Julian jest niemieckim trębaczem preferującym delikatne i obłe brzmienie, a Roman rasowym pianistą, czasami też perkusistą czy basistą. Bracia Wasserführ tworzą od dwóch dekad zgrany duet zwany przez nich "najmniejszym zespołem świata", a do współpracy zapraszają znanych muzyków. Tym razem zaproszenie dostał ponownie wiolonczelista Jörg Brinkmann oraz saksofonista Paul Heller, który dołączył do tria w dwóch utworach.
Repertuar płyty "Safe Place" wypełniają kompozycje własne braci oraz interpretacja popularnego tematu "Fields of Gold" autorstwa Stinga. Utwory zaaranżowane przez braci mają charakter wyraźnie tonizujący i stanowią doskonałe antidotum na zrelaksowanie się po ciężkim dniu, co nie oznacza absolutnie, że płyta ma własności usypiające.
Choć ton flugelhornu Juliana Wasserführa może przypominać brzmienie uformowane niegdyś przez Chucka Mangionego, to grę tego pierwszego cechuje większa dawka finezji, a formowane frazy improwizacji są bogatsze.

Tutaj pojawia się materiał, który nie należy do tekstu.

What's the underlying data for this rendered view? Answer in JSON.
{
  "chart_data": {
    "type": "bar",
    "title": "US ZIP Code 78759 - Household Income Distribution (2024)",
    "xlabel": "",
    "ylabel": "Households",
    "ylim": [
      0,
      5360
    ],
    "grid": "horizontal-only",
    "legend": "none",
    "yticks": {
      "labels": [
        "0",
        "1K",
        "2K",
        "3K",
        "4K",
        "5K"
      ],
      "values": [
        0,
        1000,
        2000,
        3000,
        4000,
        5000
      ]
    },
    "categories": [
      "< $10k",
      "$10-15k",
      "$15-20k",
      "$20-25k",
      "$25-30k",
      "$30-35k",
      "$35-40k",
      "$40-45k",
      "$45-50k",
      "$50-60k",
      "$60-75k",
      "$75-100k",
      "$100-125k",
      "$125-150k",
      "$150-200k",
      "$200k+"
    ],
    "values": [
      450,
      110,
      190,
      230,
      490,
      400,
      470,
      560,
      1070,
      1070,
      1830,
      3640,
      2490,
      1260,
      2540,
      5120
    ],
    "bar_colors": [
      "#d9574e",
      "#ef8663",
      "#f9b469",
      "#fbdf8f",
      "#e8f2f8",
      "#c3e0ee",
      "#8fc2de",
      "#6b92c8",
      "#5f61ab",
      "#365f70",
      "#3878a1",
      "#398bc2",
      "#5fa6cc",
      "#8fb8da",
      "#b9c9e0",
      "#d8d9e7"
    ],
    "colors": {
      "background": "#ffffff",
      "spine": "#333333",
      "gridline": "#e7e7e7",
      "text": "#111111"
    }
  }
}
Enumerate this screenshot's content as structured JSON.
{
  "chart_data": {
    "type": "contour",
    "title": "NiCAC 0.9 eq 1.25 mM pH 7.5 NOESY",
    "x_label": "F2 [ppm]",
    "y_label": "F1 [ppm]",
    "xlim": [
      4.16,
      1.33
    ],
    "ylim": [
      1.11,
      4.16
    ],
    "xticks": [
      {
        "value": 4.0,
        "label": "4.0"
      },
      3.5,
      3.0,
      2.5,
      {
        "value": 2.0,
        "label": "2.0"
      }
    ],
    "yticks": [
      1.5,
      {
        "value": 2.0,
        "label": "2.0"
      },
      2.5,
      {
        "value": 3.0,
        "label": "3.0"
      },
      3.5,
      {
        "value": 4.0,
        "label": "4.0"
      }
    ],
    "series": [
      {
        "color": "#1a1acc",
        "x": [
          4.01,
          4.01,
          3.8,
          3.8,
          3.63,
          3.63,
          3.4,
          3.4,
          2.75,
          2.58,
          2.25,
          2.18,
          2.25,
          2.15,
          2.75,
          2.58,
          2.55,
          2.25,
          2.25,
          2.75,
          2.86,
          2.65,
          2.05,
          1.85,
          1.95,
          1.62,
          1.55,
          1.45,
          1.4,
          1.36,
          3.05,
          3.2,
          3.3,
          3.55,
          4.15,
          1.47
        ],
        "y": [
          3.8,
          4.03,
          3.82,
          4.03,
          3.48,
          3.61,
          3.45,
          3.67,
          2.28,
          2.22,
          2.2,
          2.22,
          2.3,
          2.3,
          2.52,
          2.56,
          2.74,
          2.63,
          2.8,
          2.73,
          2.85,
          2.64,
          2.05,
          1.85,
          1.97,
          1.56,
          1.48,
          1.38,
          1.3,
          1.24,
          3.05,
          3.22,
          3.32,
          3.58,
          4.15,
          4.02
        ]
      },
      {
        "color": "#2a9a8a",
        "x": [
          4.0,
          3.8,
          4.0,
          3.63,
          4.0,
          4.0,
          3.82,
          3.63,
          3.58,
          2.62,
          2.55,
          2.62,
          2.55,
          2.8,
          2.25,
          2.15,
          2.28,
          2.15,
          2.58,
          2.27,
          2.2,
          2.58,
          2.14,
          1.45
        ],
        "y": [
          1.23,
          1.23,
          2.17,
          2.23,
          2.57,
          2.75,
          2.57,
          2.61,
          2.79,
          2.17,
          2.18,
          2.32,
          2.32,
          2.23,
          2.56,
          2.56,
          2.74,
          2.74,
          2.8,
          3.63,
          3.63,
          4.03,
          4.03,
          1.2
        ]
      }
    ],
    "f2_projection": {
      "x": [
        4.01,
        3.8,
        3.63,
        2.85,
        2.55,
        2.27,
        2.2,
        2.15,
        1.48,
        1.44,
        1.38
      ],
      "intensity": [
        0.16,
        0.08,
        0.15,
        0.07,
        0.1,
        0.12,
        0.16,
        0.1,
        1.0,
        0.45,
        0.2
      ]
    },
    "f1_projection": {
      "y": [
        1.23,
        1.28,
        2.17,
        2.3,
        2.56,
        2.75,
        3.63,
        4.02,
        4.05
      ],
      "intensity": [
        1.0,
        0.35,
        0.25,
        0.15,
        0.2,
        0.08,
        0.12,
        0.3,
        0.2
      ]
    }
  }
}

Fortepian występuje najczęściej w roli akompaniującej, a w pełni zaprezentował się pod palcami Romana Wasserführa w utworze "Movimiento".
Wiolonczela pięknie harmonizuje grę trąbki i fortepianu; szkoda, że nie było okazji, aby pojawiła się na pierwszym planie. Wyraźniejsze ożywienie akcji nastąpiło wraz z dojściem saksofonu w utworach "Solitude" i "El Caballo Valiente".